Notes about RAID5 Internals
In Linux, RAID5 handles all incoming requests by small units called stripes. A stripe is a set of blocks taken from all disks at the same position. A block is defined as a unit of PAGE_SIZE bytes.
For example, suppose you have 3 disks and have specified 8K chunksize. Internally, RAID5 will look like this:
- Sn -- Number of internal stripe
- #n -- An offset in sectors (512 bytes)
- Pn -- Parity for other blocks in the stripe (actually, it floats among disks)
As you can see, an 8K chunksize means 2 contiguous blocks.
make_request() goes through an incoming request, breaking it into blocks (PAGE_SIZE) and handling them separately. Given bio with bi_sector = 0 bi_size = 24K and the array described above, make_request() would handle #0, #8 and #16.
For every block, add_stripe_bio() and handle_stripe() are called.
add_stripe_bio() adds bio to a given stripe. Later, in handle_stripe(), we can use bio and its data to serve requests.
handle_stripe() is a core of RAID5 (as discussed in the next section).
The routine works with a stripe. It checks what should be done, learns the current state of a stripe in the internal cache, decides what I/O is needed to satisfy user requests, and does recovery.
For example, if a user wants to write block #0 (8 sectors starting from sector 0), RAID5's responsibility is to store new data and update parity P0. There are a few possibilities here:
- Delay serving until the data for block #16 is ready -- probably the user will want to write #16 very soon?
- Read #16, make a new parity P0; write #0 and P0.
- Read P0, roll back the old #0 from P0 (so it looks like we did parity with #0) and re-compute parity with the new #0.
The first possibility looks like the best option because it does not require a very expensive read, but the problem is that user may need to write only #0 and not #16 in near future.
Also, the queue can get unplugged, meaning that the user wants all requests to complete. (Unfortunately, in the current block layer, there is no way to specify the exact request that the user is interested in, so any completion interest requires that the entire queue be immediately served).
This is a short list of RAID5 problems we encountered in the Thumper project:
- * Order of handling is not good for large requests
As handle_stripe() goes in logical block order, it handles S0, then S8, and then again S0 and S8. After the first touch, S0 is left with block #0 up-to-date, while #16 and P0 are not. If the stripe is forced to completion, we would need to read block #16 or P0 to get a fully up-to-date stripe. Such reads hurt throughput, almost to death. If a single process writes, things are okay because no one unplugs the queue, and there are no requests to force completion of a pending request. If there are more writers and a queue unplug occurs often, then pending requests are often forced to completion. Consider that we use a large chunk size (128K, 256K, and even larger).

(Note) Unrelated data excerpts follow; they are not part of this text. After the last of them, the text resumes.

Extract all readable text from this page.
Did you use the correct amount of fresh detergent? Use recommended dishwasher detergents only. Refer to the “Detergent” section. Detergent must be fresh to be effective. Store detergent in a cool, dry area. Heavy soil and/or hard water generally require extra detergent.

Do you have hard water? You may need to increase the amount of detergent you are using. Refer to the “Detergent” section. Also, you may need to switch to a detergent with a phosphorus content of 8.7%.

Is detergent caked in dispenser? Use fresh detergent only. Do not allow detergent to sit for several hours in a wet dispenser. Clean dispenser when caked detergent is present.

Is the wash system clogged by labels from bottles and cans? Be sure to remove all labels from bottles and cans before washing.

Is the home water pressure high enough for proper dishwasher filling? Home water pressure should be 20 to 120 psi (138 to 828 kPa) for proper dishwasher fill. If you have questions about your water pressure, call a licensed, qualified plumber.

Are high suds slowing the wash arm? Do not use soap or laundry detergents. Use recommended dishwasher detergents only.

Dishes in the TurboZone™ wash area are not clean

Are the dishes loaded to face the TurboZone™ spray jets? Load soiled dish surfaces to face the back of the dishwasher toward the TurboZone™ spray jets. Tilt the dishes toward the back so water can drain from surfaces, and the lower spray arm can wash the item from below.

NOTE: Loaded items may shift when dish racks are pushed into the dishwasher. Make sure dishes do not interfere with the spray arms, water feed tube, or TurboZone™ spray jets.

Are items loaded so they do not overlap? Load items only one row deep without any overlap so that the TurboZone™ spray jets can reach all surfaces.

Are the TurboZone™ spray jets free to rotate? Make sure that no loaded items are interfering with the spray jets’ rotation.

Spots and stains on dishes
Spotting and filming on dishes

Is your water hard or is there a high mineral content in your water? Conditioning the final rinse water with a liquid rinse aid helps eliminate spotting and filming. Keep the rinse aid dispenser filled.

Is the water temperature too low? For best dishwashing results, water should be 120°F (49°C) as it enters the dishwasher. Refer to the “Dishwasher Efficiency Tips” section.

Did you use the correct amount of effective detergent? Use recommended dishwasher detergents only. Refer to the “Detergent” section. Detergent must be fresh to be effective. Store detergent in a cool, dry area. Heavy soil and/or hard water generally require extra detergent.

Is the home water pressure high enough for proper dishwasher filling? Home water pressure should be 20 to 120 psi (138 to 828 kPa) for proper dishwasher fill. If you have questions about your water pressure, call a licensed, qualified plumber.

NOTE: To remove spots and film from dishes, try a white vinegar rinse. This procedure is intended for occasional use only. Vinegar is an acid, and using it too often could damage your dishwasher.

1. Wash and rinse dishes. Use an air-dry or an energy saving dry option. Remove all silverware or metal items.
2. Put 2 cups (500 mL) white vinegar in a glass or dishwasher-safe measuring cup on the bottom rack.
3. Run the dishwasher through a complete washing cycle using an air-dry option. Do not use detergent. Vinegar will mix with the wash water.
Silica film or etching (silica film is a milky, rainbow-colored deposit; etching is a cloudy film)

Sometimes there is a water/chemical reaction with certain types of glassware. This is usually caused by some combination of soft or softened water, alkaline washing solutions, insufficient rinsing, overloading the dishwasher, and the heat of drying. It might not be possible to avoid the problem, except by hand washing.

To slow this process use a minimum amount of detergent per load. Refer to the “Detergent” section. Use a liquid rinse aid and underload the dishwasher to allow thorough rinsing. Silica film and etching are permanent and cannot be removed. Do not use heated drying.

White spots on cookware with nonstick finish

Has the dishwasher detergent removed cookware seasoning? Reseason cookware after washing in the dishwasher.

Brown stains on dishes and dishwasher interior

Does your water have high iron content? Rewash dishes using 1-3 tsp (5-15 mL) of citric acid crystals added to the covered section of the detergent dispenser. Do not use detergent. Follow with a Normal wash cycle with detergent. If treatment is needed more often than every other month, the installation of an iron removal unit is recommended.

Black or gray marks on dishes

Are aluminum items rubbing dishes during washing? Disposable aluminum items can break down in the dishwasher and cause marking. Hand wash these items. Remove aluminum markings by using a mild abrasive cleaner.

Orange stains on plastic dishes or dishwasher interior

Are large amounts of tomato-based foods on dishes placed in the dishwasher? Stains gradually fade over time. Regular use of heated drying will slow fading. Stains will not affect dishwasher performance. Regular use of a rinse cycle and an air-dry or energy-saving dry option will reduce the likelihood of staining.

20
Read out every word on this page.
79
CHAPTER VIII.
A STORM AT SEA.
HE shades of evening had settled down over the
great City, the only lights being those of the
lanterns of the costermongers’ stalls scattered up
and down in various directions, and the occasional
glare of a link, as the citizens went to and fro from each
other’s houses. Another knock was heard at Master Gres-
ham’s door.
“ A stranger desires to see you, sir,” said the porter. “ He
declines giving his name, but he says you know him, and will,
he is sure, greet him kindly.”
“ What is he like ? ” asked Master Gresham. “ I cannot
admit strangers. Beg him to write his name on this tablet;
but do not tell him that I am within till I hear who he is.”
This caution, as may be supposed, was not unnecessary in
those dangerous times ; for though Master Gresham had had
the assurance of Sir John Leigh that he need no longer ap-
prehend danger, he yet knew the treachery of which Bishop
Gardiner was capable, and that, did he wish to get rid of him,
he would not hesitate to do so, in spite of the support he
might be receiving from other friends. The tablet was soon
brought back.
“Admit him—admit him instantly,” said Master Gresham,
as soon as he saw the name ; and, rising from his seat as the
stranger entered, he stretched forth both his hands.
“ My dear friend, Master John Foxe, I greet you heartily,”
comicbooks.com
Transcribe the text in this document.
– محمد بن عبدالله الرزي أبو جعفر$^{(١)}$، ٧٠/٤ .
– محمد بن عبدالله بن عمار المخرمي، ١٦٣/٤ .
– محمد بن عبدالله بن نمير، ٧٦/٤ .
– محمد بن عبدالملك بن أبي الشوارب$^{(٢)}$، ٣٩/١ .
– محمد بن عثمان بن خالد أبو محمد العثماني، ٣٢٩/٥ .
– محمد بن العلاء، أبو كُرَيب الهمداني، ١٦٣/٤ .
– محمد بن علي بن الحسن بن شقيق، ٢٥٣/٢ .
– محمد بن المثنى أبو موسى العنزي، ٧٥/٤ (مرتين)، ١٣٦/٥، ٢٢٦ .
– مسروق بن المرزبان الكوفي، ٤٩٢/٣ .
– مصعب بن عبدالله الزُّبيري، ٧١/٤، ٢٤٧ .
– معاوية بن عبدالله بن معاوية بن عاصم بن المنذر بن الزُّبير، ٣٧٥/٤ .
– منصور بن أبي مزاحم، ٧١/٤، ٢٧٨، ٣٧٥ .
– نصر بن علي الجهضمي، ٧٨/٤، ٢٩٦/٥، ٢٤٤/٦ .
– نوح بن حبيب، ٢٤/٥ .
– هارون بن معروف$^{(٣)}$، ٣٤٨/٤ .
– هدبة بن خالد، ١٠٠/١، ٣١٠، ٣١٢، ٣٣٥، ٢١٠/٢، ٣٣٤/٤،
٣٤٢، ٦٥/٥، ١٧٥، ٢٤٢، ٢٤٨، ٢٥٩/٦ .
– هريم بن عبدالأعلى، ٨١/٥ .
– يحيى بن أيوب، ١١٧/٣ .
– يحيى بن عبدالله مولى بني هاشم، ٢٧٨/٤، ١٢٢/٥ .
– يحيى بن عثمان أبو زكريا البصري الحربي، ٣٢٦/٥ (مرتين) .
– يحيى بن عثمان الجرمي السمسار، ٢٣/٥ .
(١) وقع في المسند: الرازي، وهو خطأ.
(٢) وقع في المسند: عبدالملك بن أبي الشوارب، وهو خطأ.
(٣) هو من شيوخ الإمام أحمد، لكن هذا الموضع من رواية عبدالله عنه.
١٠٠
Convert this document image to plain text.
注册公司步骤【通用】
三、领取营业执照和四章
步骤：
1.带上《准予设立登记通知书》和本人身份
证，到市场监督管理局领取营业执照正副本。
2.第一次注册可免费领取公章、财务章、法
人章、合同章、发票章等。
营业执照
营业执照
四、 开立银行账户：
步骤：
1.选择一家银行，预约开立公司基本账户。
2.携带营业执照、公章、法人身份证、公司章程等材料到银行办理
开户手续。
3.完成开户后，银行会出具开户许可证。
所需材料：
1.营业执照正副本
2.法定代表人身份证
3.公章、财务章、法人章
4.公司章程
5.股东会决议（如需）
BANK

In the end, there are many out-of-date stripes in the cache and many reads.
- * memcpy() is a top consumer
All requests are handled via internal cache, on dual-core, two-way Opteron. This takes up to 30-33% of CPU doing 1 GB/s writes.
- * Small requests
To fill I/O pipes and reach good throughput, we need very large I/O requests. Lustre does this by using a bio subsystem on 2.6. As described above, RAID5 handles all blocks separately, and issues separate I/O (bio) for each block. This is partially solved by an I/O scheduler that merges small requests into bigger ones. But, due to the nature of the block subsystem, any process that wants I/O to be completed unplugs the queue, causing many small requests in the pipe.
We have developed patches that address the described problems. You can find them at http://downloads.lustre.org/people/alex/raid5/
In the current RAID5 implementation, there is a cache for each device. For each I/O instance, the RAID5 driver first updates the device cache, and then submits the read/write request to the real block device. The cache update operation consumes lots of CPU time to copy data to/from the device cache. For Lustre's bulk write, it is meaningless to update this cache space. This is the basis of the zero-copy patch for RAID5.
To avoid data copy, pages from bio are used directly to calculate the parity page and feed the I/O source to disks. These pages (bio pages from the filesystem layer) should not be modified when calculating the parity page. Otherwise, the wrong parity will be written to storage, which causes garbage data to be generated if the administrator tries to rebuild the array in the future.
If pages are being mapped, our solution is to lock the pages and then unmap them (to keep the pages from being modified). For this purpose, an additional page flag (PG_constant) has been introduced. Set this bit to let the RAID5 driver know that the page will not be modified during I/O. After I/O completes against this page, the bit will be cleared, so the page can be written again.